Cuando más falta nos hacía que doña Anguelita (con gue suave, como en la tele) estuviera tranquila, la tienen en un sin vivir para formar su gobierno. Suerte mujer.

Por aquí, siguen los líos post-DUI. Tras quedar ya definitivamente perdida la oportunidad del Medicamento, siguen los adoctrinamientos a los nenes, a los que esta vez les pusieron una fiesta para “liberar a los presos”. Ahí también, salen los líos matemáticos catalanes. Mientras algunos asistentes, o sea que estuvieron allí, dicen eran unos centenares, los organizadores, que tienen que ser familia de la Guardia Urbana, dicen que eran 9.000. Se ve qué, como están ocupados en enseñar su “nueva historia” no tienen tiempo para las mates.

De lo que hablaba ayer, hoy el asesino de la catana, qué, por supuesto está en la calle hace tiempo, ya está haciéndose propaganda de la película que le van a hacer a su mayor gloria. Va a contar su edificante vida. Mientras, toda su familia sigue muerta.
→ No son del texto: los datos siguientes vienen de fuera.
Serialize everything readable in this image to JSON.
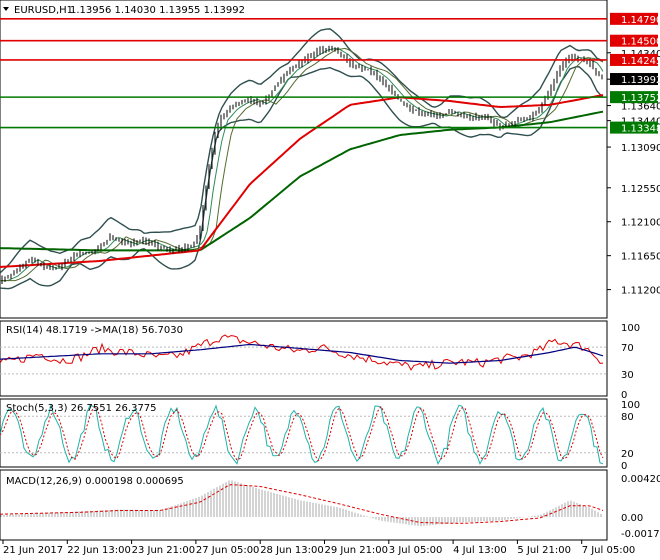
{
  "chart_data": {
    "type": "line",
    "symbol": "EURUSD,H1",
    "ohlc": "1.13956 1.14030 1.13955 1.13992",
    "price_axis": {
      "ylim": [
        1.1085,
        1.15
      ],
      "ticks": [
        "1.14340",
        "1.13990",
        "1.13640",
        "1.13440",
        "1.13090",
        "1.12550",
        "1.12100",
        "1.11650",
        "1.11200"
      ],
      "tick_values": [
        1.1434,
        1.1399,
        1.1364,
        1.1344,
        1.1309,
        1.1255,
        1.121,
        1.1165,
        1.112
      ]
    },
    "levels": [
      {
        "value": 1.1479,
        "label": "1.14790",
        "color": "#e00000"
      },
      {
        "value": 1.145,
        "label": "1.14500",
        "color": "#e00000"
      },
      {
        "value": 1.14245,
        "label": "1.14245",
        "color": "#e00000"
      },
      {
        "value": 1.13752,
        "label": "1.13752",
        "color": "#007a00"
      },
      {
        "value": 1.13348,
        "label": "1.13348",
        "color": "#007a00"
      }
    ],
    "current_price": {
      "value": 1.13992,
      "label": "1.13992"
    },
    "time_axis": [
      "21 Jun 2017",
      "22 Jun 13:00",
      "23 Jun 21:00",
      "27 Jun 05:00",
      "28 Jun 13:00",
      "29 Jun 21:00",
      "3 Jul 05:00",
      "4 Jul 13:00",
      "5 Jul 21:00",
      "7 Jul 05:00"
    ],
    "close_anchors": [
      [
        0,
        1.1132
      ],
      [
        10,
        1.1138
      ],
      [
        20,
        1.115
      ],
      [
        30,
        1.116
      ],
      [
        40,
        1.1152
      ],
      [
        50,
        1.1148
      ],
      [
        60,
        1.115
      ],
      [
        70,
        1.1162
      ],
      [
        80,
        1.117
      ],
      [
        90,
        1.1168
      ],
      [
        100,
        1.1176
      ],
      [
        110,
        1.119
      ],
      [
        120,
        1.1184
      ],
      [
        130,
        1.118
      ],
      [
        140,
        1.1186
      ],
      [
        150,
        1.1182
      ],
      [
        160,
        1.1176
      ],
      [
        170,
        1.1172
      ],
      [
        180,
        1.1174
      ],
      [
        190,
        1.1178
      ],
      [
        195,
        1.1182
      ],
      [
        200,
        1.12
      ],
      [
        205,
        1.125
      ],
      [
        210,
        1.129
      ],
      [
        215,
        1.1325
      ],
      [
        220,
        1.1345
      ],
      [
        230,
        1.136
      ],
      [
        240,
        1.1368
      ],
      [
        250,
        1.1372
      ],
      [
        260,
        1.1366
      ],
      [
        270,
        1.138
      ],
      [
        280,
        1.1398
      ],
      [
        290,
        1.1412
      ],
      [
        300,
        1.142
      ],
      [
        310,
        1.143
      ],
      [
        320,
        1.1438
      ],
      [
        330,
        1.144
      ],
      [
        340,
        1.1432
      ],
      [
        350,
        1.142
      ],
      [
        360,
        1.1414
      ],
      [
        370,
        1.141
      ],
      [
        380,
        1.14
      ],
      [
        390,
        1.1385
      ],
      [
        400,
        1.137
      ],
      [
        410,
        1.136
      ],
      [
        420,
        1.1355
      ],
      [
        430,
        1.1352
      ],
      [
        440,
        1.135
      ],
      [
        450,
        1.1356
      ],
      [
        460,
        1.1352
      ],
      [
        470,
        1.1348
      ],
      [
        480,
        1.135
      ],
      [
        490,
        1.1346
      ],
      [
        500,
        1.1335
      ],
      [
        510,
        1.134
      ],
      [
        520,
        1.1345
      ],
      [
        530,
        1.1348
      ],
      [
        540,
        1.136
      ],
      [
        550,
        1.1385
      ],
      [
        560,
        1.1415
      ],
      [
        570,
        1.1428
      ],
      [
        580,
        1.1426
      ],
      [
        590,
        1.142
      ],
      [
        597,
        1.1405
      ],
      [
        603,
        1.1399
      ]
    ],
    "ma_red": [
      [
        0,
        1.115
      ],
      [
        100,
        1.1158
      ],
      [
        200,
        1.1172
      ],
      [
        250,
        1.126
      ],
      [
        300,
        1.132
      ],
      [
        350,
        1.1365
      ],
      [
        400,
        1.1375
      ],
      [
        450,
        1.137
      ],
      [
        500,
        1.1362
      ],
      [
        550,
        1.1365
      ],
      [
        603,
        1.1378
      ]
    ],
    "ma_green": [
      [
        0,
        1.1175
      ],
      [
        100,
        1.1172
      ],
      [
        200,
        1.1172
      ],
      [
        250,
        1.1215
      ],
      [
        300,
        1.127
      ],
      [
        350,
        1.1306
      ],
      [
        400,
        1.1325
      ],
      [
        450,
        1.1332
      ],
      [
        500,
        1.1335
      ],
      [
        550,
        1.1342
      ],
      [
        603,
        1.1356
      ]
    ],
    "rsi": {
      "label": "RSI(14) 48.1719 ->MA(18) 56.7030",
      "ticks": [
        "100",
        "70",
        "30",
        "0"
      ],
      "tick_values": [
        100,
        70,
        30,
        0
      ],
      "anchors": [
        [
          0,
          45
        ],
        [
          20,
          52
        ],
        [
          40,
          60
        ],
        [
          60,
          50
        ],
        [
          80,
          55
        ],
        [
          100,
          68
        ],
        [
          120,
          63
        ],
        [
          140,
          60
        ],
        [
          160,
          54
        ],
        [
          180,
          58
        ],
        [
          200,
          72
        ],
        [
          220,
          85
        ],
        [
          240,
          80
        ],
        [
          260,
          74
        ],
        [
          280,
          68
        ],
        [
          300,
          64
        ],
        [
          320,
          70
        ],
        [
          340,
          62
        ],
        [
          360,
          55
        ],
        [
          380,
          50
        ],
        [
          400,
          43
        ],
        [
          420,
          40
        ],
        [
          440,
          45
        ],
        [
          460,
          48
        ],
        [
          480,
          46
        ],
        [
          500,
          52
        ],
        [
          520,
          55
        ],
        [
          540,
          65
        ],
        [
          555,
          80
        ],
        [
          570,
          75
        ],
        [
          585,
          70
        ],
        [
          595,
          58
        ],
        [
          603,
          48
        ]
      ],
      "ma_anchors": [
        [
          0,
          52
        ],
        [
          50,
          56
        ],
        [
          100,
          60
        ],
        [
          150,
          60
        ],
        [
          200,
          66
        ],
        [
          250,
          74
        ],
        [
          300,
          68
        ],
        [
          350,
          62
        ],
        [
          400,
          50
        ],
        [
          450,
          46
        ],
        [
          500,
          50
        ],
        [
          550,
          62
        ],
        [
          575,
          70
        ],
        [
          603,
          57
        ]
      ]
    },
    "stoch": {
      "label": "Stoch(5,3,3) 26.7551 26.3775",
      "ticks": [
        "100",
        "80",
        "20",
        "0"
      ],
      "tick_values": [
        100,
        80,
        20,
        0
      ]
    },
    "macd": {
      "label": "MACD(12,26,9) 0.000198 0.000695",
      "ticks": [
        "0.004208",
        "0.00",
        "-0.001734"
      ],
      "tick_values": [
        0.004208,
        0,
        -0.001734
      ],
      "hist_anchors": [
        [
          0,
          0.0002
        ],
        [
          40,
          0.0004
        ],
        [
          80,
          0.0006
        ],
        [
          120,
          0.0008
        ],
        [
          160,
          0.0007
        ],
        [
          200,
          0.0022
        ],
        [
          230,
          0.004
        ],
        [
          260,
          0.003
        ],
        [
          300,
          0.0018
        ],
        [
          340,
          0.001
        ],
        [
          380,
          -0.0004
        ],
        [
          420,
          -0.001
        ],
        [
          460,
          -0.0006
        ],
        [
          500,
          -0.0004
        ],
        [
          540,
          0.0002
        ],
        [
          570,
          0.0018
        ],
        [
          590,
          0.001
        ],
        [
          603,
          0.0002
        ]
      ],
      "signal_anchors": [
        [
          0,
          0.0003
        ],
        [
          40,
          0.0004
        ],
        [
          80,
          0.0005
        ],
        [
          120,
          0.0007
        ],
        [
          160,
          0.0007
        ],
        [
          200,
          0.0016
        ],
        [
          230,
          0.0035
        ],
        [
          260,
          0.0033
        ],
        [
          300,
          0.0024
        ],
        [
          340,
          0.0014
        ],
        [
          380,
          0.0003
        ],
        [
          420,
          -0.0006
        ],
        [
          460,
          -0.0007
        ],
        [
          500,
          -0.0005
        ],
        [
          540,
          -0.0001
        ],
        [
          570,
          0.0012
        ],
        [
          590,
          0.0012
        ],
        [
          603,
          0.0007
        ]
      ]
    }
  }
}
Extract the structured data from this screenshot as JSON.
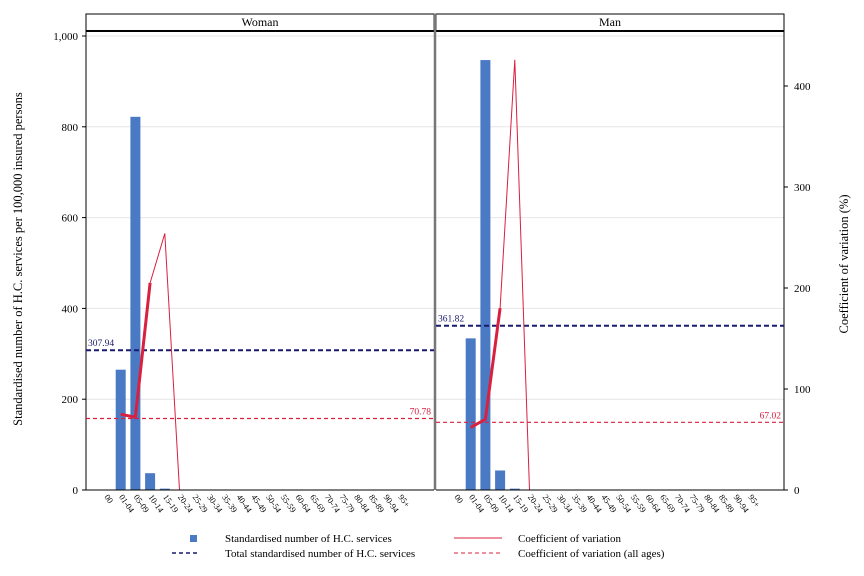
{
  "chart_data": {
    "type": "bar",
    "panels": [
      "Woman",
      "Man"
    ],
    "categories": [
      "00",
      "01-04",
      "05-09",
      "10-14",
      "15-19",
      "20-24",
      "25-29",
      "30-34",
      "35-39",
      "40-44",
      "45-49",
      "50-54",
      "55-59",
      "60-64",
      "65-69",
      "70-74",
      "75-79",
      "80-84",
      "85-89",
      "90-94",
      "95+"
    ],
    "ylabel": "Standardised number of H.C. services per 100,000 insured persons",
    "y2label": "Coefficient of variation (%)",
    "ylim": [
      0,
      1000
    ],
    "y2lim": [
      0,
      450
    ],
    "yticks": [
      "0",
      "200",
      "400",
      "600",
      "800",
      "1,000"
    ],
    "y2ticks": [
      "0",
      "100",
      "200",
      "300",
      "400"
    ],
    "grid": true,
    "legend_position": "bottom",
    "series": [
      {
        "name": "Standardised number of H.C. services",
        "panel": "Woman",
        "values": [
          0,
          265,
          822,
          37,
          3,
          0,
          0,
          0,
          0,
          0,
          0,
          0,
          0,
          0,
          0,
          0,
          0,
          0,
          0,
          0,
          0
        ]
      },
      {
        "name": "Standardised number of H.C. services",
        "panel": "Man",
        "values": [
          0,
          334,
          947,
          43,
          3,
          0,
          0,
          0,
          0,
          0,
          0,
          0,
          0,
          0,
          0,
          0,
          0,
          0,
          0,
          0,
          0
        ]
      },
      {
        "name": "Coefficient of variation",
        "panel": "Woman",
        "axis": "right",
        "values": [
          null,
          75,
          72,
          205,
          254,
          0,
          null,
          null,
          null,
          null,
          null,
          null,
          null,
          null,
          null,
          null,
          null,
          null,
          null,
          null,
          null
        ],
        "bold_range": [
          1,
          3
        ]
      },
      {
        "name": "Coefficient of variation",
        "panel": "Man",
        "axis": "right",
        "values": [
          null,
          62,
          70,
          180,
          426,
          0,
          null,
          null,
          null,
          null,
          null,
          null,
          null,
          null,
          null,
          null,
          null,
          null,
          null,
          null,
          null
        ],
        "bold_range": [
          1,
          3
        ]
      }
    ],
    "reference_lines": [
      {
        "name": "Total standardised number of H.C. services",
        "panel": "Woman",
        "axis": "left",
        "value": 307.94,
        "label": "307.94"
      },
      {
        "name": "Total standardised number of H.C. services",
        "panel": "Man",
        "axis": "left",
        "value": 361.82,
        "label": "361.82"
      },
      {
        "name": "Coefficient of variation (all ages)",
        "panel": "Woman",
        "axis": "right",
        "value": 70.78,
        "label": "70.78"
      },
      {
        "name": "Coefficient of variation (all ages)",
        "panel": "Man",
        "axis": "right",
        "value": 67.02,
        "label": "67.02"
      }
    ],
    "legend": [
      {
        "label": "Standardised number of H.C. services",
        "symbol": "square"
      },
      {
        "label": "Total standardised number of H.C. services",
        "symbol": "dashed-navy"
      },
      {
        "label": "Coefficient of variation",
        "symbol": "line-red"
      },
      {
        "label": "Coefficient of variation (all ages)",
        "symbol": "dashed-red"
      }
    ],
    "colors": {
      "bar": "#4a7ac4",
      "total_line": "#1a1a6e",
      "cv_line": "#d9203f",
      "cv_all_line": "#d9203f",
      "grid": "#e6e6e6"
    }
  }
}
De lo que debíamos hablar es de números. Andan todos los gerifaltes políticos, incluida nuestra Jequesa, peleando para repartirse la pasta del Estado. Este, luchando a base de promesas para que les aprueben los presupuestos, y todos mirándose sus ombligos, y digo “sus”, no los ombligos de sus contribuyentes que de esos casi nadie se preocupa.

Pero, (siempre hay un pero), hay cosas que a nosotros los andaluces nadie nos explica. Nos llevan contando que se han ido de Cataluña por sus locuras, varios miles de empresas, y, que yo sepa, ¡ni una sola ha decidido venirse para acá! ¿Por qué? Teniendo en cuenta que la gran mayoría se ha ido a Madrid, una ciudad congestionada, complicada y con problemas para moverse, cabría preguntarse porque no se vienen aquí. Pues no lo hacen, porque esta Junta tampoco es de fiar. Los impuestos aquí son los más altos del país, a las empresas se las mira como a vacas a las que ordeñar, y la seguridad de funcionamiento no está garantizada, pues cada munícipe que se levanta con el paso cambiado, se monta unas normas a su gusto. Con estos mimbres, es difícil fabricar un buen canasto empresarial.

Veamos por ejemplo como funcionamos por aquí. El Metro, lleva años empantanado; en cambio, si estamos desempantanados, ya que no se hace un pantano desde que palmó Franco (con perdón) y va a subir el precio de las cantimploras sin que nadie haga lo más mínimo. Sí estamos entretanto metidos en jaranas como el Rascapuerto, y ahora el alcalde resucita “su” Auditorio, que ya sabemos que se haría en un par de décadas y que él dice va a costar diez millones, con lo que por triste experiencia sabemos que podrá costar 80 o 90, que se podrían emplear, por ejemplo, en una desaladora, y… mejor no seguir.

Quizás sea por estas cosillas que ni medicamentos, ni madre que los parió, vengan para acá.

Eso sí, dejamos que el Estado se acuerde de nosotros para hacer cárceles multifunción que ahora se van a convertir en CIEs, o en planear depósitos judiciales en la carretera de Torremolinos, y mientras, el Ayuntamiento ¿qué es lo que hace? Esto; “El Ayuntamiento proyecta un centro de patinaje junto a la Ciudad de la Justicia”. Eso es básico y fundamental, ¿cómo es posible que estemos sin un centro de patinaje? Esto es de primera necesidad.

Bueno, dirán que al menos han conseguido que los vecinos de Miraflores del Palo estén a nivel europeo; “ya pueden beber agua del grifo”. Magnifico.